I was recently asked my thoughts on how I would solve a slow reporting and analytic environment within Mendix. The developer described the following scenario:
I have been working on a project that creates a lot of data (millions of records per year) with no issues but I am not so happy about the analysis and reporting side where dealing with the large number of records means I need to summarise/abstract many views in order to get a reasonable response. What I have works but I wonder whether there is a better solution that will provide even more benefits for the client. With this in mind I was looking to get in contact with the person who blogged with a view to discussing/sharing approaches and how to optimise such large data set BI type applications using Mendix.

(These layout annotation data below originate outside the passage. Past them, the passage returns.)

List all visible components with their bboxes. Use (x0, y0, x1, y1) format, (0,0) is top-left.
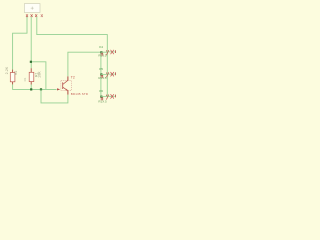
row wire K5 (101, 73, 115, 75)
svg-text:R1: R1 (23, 77, 27, 81)
pin 4 mark (unconnected) (41, 14, 43, 17)
pin tick K4 (115, 50, 117, 53)
switch arm K4 (106, 50, 109, 55)
svg-text:2.2K: 2.2K (5, 66, 9, 74)
coil bars K4 (101, 53, 103, 56)
contact X K6 (111, 94, 114, 98)
transistor T2 (61, 76, 71, 94)
wire branch junction to base column (31, 62, 46, 90)
svg-text:R1X.5: R1X.5 (98, 99, 107, 103)
junction dot K6 (100, 96, 102, 98)
collector wire (68, 52, 101, 76)
row wire K4 (101, 51, 115, 53)
svg-text:10K: 10K (37, 71, 41, 78)
pin tick K6 (115, 95, 117, 98)
resistor R1 (23, 68, 42, 84)
wire pin2 to R1 (30, 17, 32, 69)
wire pin1 to R2 (13, 17, 27, 70)
svg-text:R2: R2 (14, 70, 18, 75)
wire R1 bottom to rail (30, 85, 32, 90)
junction dot A (30, 61, 32, 63)
svg-text:T2: T2 (71, 75, 75, 79)
svg-text:K6: K6 (99, 89, 103, 93)
background (0, 0, 120, 106)
base arrow into T2 (57, 88, 60, 90)
relay row K5 (98, 67, 115, 80)
pin tick K5 (115, 72, 117, 75)
junction dot V2-rail (40, 88, 42, 90)
coil bars K6 (101, 97, 103, 100)
emitter return wire (41, 89, 68, 103)
pin 1 mark (26, 14, 28, 17)
svg-text:R13.5: R13.5 (98, 54, 106, 58)
bottom rail to base (13, 84, 57, 89)
switch arm K5 (106, 72, 109, 77)
pin 3 mark (35, 14, 37, 17)
relay row K4 (98, 45, 115, 58)
connector J1 box (24, 4, 40, 13)
svg-text:BD135 STD: BD135 STD (71, 92, 88, 96)
svg-text:R13.5: R13.5 (98, 76, 106, 80)
svg-text:K4: K4 (99, 45, 103, 49)
junction dot R1-rail (30, 88, 32, 90)
junction dot K5 (100, 73, 102, 75)
relay column verticals (100, 52, 102, 97)
resistor R2 (5, 66, 18, 84)
contact X K4 (111, 50, 114, 54)
junction dot K4 (100, 51, 102, 53)
contact X K5 (111, 72, 114, 76)
relay row K6 (98, 89, 115, 103)
pin 2 mark (31, 14, 33, 17)
switch arm K6 (106, 95, 109, 100)
wire pin3 to relay column (37, 17, 108, 52)
coil bars K5 (101, 75, 103, 78)
row wire K6 (101, 95, 115, 97)
svg-text:K5: K5 (99, 67, 103, 71)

Granted, in order to truly design a practical solution there would need to be a much further dive into the application, goals, and benefits analysis. But there was a lot of information provided.
The application creates millions of records per year.

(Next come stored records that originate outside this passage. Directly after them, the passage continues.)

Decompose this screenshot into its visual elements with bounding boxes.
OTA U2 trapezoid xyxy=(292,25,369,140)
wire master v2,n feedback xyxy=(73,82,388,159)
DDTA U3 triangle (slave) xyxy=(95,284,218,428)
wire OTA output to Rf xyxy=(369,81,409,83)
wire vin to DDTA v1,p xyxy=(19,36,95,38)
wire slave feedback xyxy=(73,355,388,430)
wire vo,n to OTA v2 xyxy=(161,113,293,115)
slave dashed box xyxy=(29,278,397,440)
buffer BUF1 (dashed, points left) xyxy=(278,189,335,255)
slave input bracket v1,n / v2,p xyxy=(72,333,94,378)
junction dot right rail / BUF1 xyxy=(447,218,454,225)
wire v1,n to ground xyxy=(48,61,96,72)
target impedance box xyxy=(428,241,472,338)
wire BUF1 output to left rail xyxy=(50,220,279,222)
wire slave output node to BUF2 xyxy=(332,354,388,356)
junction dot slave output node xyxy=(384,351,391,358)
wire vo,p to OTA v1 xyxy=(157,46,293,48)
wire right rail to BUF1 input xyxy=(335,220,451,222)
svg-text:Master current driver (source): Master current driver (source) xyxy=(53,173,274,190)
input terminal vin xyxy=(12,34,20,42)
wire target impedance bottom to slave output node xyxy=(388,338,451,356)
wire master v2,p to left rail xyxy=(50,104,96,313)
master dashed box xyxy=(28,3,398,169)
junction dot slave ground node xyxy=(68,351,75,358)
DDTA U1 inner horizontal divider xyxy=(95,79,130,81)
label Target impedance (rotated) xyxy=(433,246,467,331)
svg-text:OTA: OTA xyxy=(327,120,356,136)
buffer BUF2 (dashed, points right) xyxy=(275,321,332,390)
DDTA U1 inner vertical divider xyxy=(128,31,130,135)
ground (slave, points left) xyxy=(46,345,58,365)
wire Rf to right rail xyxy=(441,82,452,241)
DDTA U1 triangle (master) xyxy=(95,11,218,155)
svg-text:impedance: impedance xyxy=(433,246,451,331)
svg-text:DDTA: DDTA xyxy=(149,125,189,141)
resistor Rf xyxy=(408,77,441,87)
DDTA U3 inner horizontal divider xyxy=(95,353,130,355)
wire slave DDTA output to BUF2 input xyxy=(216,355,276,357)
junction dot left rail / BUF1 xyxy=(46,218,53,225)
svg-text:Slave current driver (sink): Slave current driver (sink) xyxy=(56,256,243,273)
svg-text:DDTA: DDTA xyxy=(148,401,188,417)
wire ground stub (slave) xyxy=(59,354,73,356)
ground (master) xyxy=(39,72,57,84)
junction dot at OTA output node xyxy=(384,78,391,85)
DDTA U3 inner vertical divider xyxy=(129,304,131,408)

- '...not so happy' is most likely due to poor performance. It's possible that there are some metric issues here as well that might require development of other business rules but that isn't explicitly outlined.
- Currently developing aggregate denormalized tables to meet demand
- Focus on client satisfaction (most important in BI development)
- Optimize large data sets
- Based on this information, my answer is as follows:
While I've built out some basic reporting (operational level) within Mendix, I have as of yet to develop a robust BI application with the tools. However, I can share with you my ideas on how I will given the right opportunity based on my experience in the BI realm.
Firstly I would ensure I move the analysis entities into their own module. On-Line Transactional Processors (OLTP's) that underlay great application designs are fantastic for data input, but lousy for data extraction necessary for reporting and analysis. I would build a new star-schema (Operational Data Store, or ODS, based in On-Line Analytical Processing, or OLAP) domain design without the burden of key design since the associations build that essentially for you. In each dimension, I would Index the key values that the Analyst will use for slicing and dicing the fact dimension with key figures. And I would populate this domain model with scheduled events that run asynchronously every 30 minutes or so, or whatever makes sense for your application. Generally, too often will lead to poor performance because of all the keys being reindexed upon every commit, but not often enough will leave you with stale data.
That's for the basic root-cause, trending, and what-if scenario support.
For real-time, you really want to limit the reports and alerts on top of the ODS's domain module to recent events, such as commits (change date) within the past month. Those sorts of querys or data retrieves are intended to help operational managers make intra-day and intra-week decisions, whereas the analysis component is the bigger picture that you do want abstracted.
Your approach of aggregate denormalized entities is not uncommon or even inappropriate. But given the volumes and velocity you described, I would consider the ODS approach.
This is all theory-crafting but rooted in deep experience. I'd love to hear other ideas in the comments!